原本Moonless Bar的舊址在極光街,今年被木星娛樂集團收購走了,改名叫Starless Bar。
想當然爾,結雲也不會第一次邀約就帶玲音去極光街,但凡價值觀正常一點的人,應該不會帶有好感的女生去紅燈區。
剛好,在北工區的商業地帶,有一間簡稱為KZ的餐飲複合型店舖「KAN-ZEN」,一樓與二樓的部分提供日料與家庭料理、地下一樓則是酒吧與聯誼空間。
店舖主人和結雲在過去有私交,某些空檔時段特地借給結雲,讓他可以回憶過去與調酒的手感。
「KAN-ZEN」坐落在小巷子內,外觀是一整面墨灰色金屬帷幕,店名在門楣上以簡潔的白字浮出來,招牌套餐的廣告投影於牆上:「家常漢堡排 Set」、「燉牛肉 Set」等等。
「就是這裡。」
結雲停在店門旁邊的側邊小巷口,帶著玲音繞到一扇寫著「STAFF ONLY」的小鐵門前,這裡直接抵達地下一樓的酒吧區。

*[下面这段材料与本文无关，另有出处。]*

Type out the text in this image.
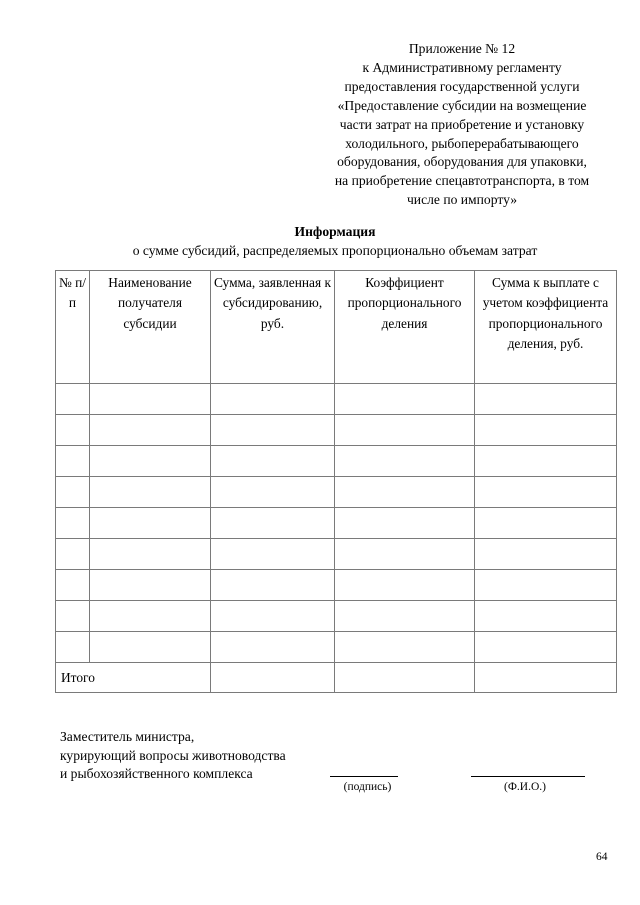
Приложение № 12
к Административному регламенту
предоставления государственной услуги
«Предоставление субсидии на возмещение
части затрат на приобретение и установку
холодильного, рыбоперерабатывающего
оборудования, оборудования для упаковки,
на приобретение спецавтотранспорта, в том
числе по импорту»
Информация
о сумме субсидий, распределяемых пропорционально объемам затрат
№ п/п	Наименование получателя субсидии	Сумма, заявленная к субсидированию, руб.	Коэффициент пропорционального деления	Сумма к выплате с учетом коэффициента пропорционального деления, руб.

Итого				
Заместитель министра,
курирующий вопросы животноводства
и рыбохозяйственного комплекса
(подпись)	(Ф.И.О.)
64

一進門,結雲立刻開了燈,天花板打的是間接光,暖白燈藏在層板裡,順著牆邊一路延伸到吧檯後方,牆面是暗色的、有刻意打蠟過,閃閃發亮。
「...哇。」玲音不禁發出一聲讚嘆。
整個地下一樓是狹長型空間,前半段是矮桌跟沙發,後半段是吧檯與高腳椅,整體通風做的不錯,空氣聞起來還算乾淨、地下室的陳年霉臭是絲毫沒有,又也許是牆角那台智能香薰機24小時不停運轉的功勞。
「隨便坐,等我一下,我弄點東西給妳吃,有什麼不吃或不能吃的嗎?」
結雲順手拿起牆上圍裙,往身上一掛,再用髮圈把長髮束起,長長的瀏海勾在耳後,背影修長骨感,加上他整個人身高其實並不矮,玲音多少可以理解為何這樣的人會被抓去當雜誌模特兒。
「都...都可以,你方便就好…我不挑食。」
她笑得有點尷尬。
結雲也笑了一下,隨即移駕到吧台後面簡易的廚房區,一邊從冰箱裡拿出預先醃好的材料,一邊思考著自己為何會被中樞塔選定為御主的原因…。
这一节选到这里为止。